What is the essence of electric current?

What is the essence of electric current? The textbook says that it is the directional movement of electrons. Does this movement circle around the circuit or oscillate nearby? Are electrons an entity, so why does AC power pass through a capacitor, and if it’s not an entity, what is emitted by the TV picture tube? Thanks for the advice. And why can the earth be used as a wire?

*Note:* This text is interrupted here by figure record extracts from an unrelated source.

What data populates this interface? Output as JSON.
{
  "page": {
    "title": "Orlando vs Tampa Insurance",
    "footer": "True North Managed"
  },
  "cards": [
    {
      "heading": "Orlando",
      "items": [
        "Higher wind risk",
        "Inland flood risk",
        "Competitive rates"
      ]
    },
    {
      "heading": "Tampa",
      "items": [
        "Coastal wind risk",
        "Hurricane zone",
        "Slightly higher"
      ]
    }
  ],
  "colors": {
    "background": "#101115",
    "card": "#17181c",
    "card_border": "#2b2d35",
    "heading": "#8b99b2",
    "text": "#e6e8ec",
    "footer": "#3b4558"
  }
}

What is the essence of electric current?
What is the essence of electric current?

We need more than just a continuous path (i.e., a circuit) before constant charge flow can occur: we also need some way to push these charge carriers around the course, like marbles in a tube or water in a box. It takes some force to turn on the flow. For electrons, this force is the same force that works in static electricity: the force created by the charge imbalance. If we take the example of rubbing between wax and wool cloth, we will see that the excess of electrons in the wax (negative charge) and the lack of electrons in the wool cloth (positive control) create a charge imbalance between them. This imbalance manifests as an attractive force between two objects:

Wax, attraction, and wool cloth

If you put a wire between the charged wax and the wool cloth, electrons will flow through it because some of the excess electrons in the resin will rush through the wire back to the wool cloth, filling the electron deficit there:

Electron Flow
Electron Flow

Electron Flow and Wire/conductor

The electron imbalance between the atoms is in the wax. And the particles in the wool cloth create a force between the two materials. Since there is no path for electrons to flow from the wax to the wool cloth, this force can attract the two objects together. However, now that the conductor spans the insulating gap, the pressure will cause the electrons to flow in a uniform direction through the wire, even if only temporarily. Until the charge in the area is neutralized and the force between the wax and the fleece is reduced. By rubbing the two materials together, the head formed between the two materials is used to store a certain amount of energy. This energy is not dissimilar to that stored in high reservoirs, which are drawn from lower-level ponds:

Energy Stored
Energy Stored

Energy Stored, Reservoir, Water Flow, Pump and Pond

The gravity on the water creates a force that tries to move the water down to a lower level. If suitable pipes flow from the reservoir back to the pond, water will flow from the reservoir through the pipes under the influence of gravity:

Energy Released
Energy Released

Energy Released

It takes energy to pump water from a low-level pond to a high-level reservoir. The water moves back through the pipe to its original water level, releasing the energy stored by the previous pumping. If the water is pumped to a higher level, more power will be required, will store so more energy, and will release more energy if the water is allowed to flow back through the pipe again: (Note: raising the water level absorbs energy, lowering the water level to release energy)

More Energy Stored
More Energy Stored

More Energy Stored and More Water Flow

Electrons are not very different from the water situation described above. If we rub the wax and wool cloth together, we “pump” the electrons away from their usual “level,” creating a force between the wax and the wool cloth as the electrons try to re-establish their previous positions (and Atoms within them are in equilibrium). The point that draws the electron back to its original position around the positive nucleus of the atom is similar to the force that gravity exerts on the water in a reservoir, trying to pull it back to its original level. Just as pumping water to a higher level causes energy to be stored, “pumping” electrons to create a charge imbalance causes a certain amount of energy to be held in that imbalance. And, just as providing a way for water to flow back down from the height of the reservoir results in the release of stored energy, providing a way for electrons to drift back to their original “level” results in the release of stored energy. When charge carriers are at rest (like water standing still, high up in a reservoir), the energy stored there is called potential energy.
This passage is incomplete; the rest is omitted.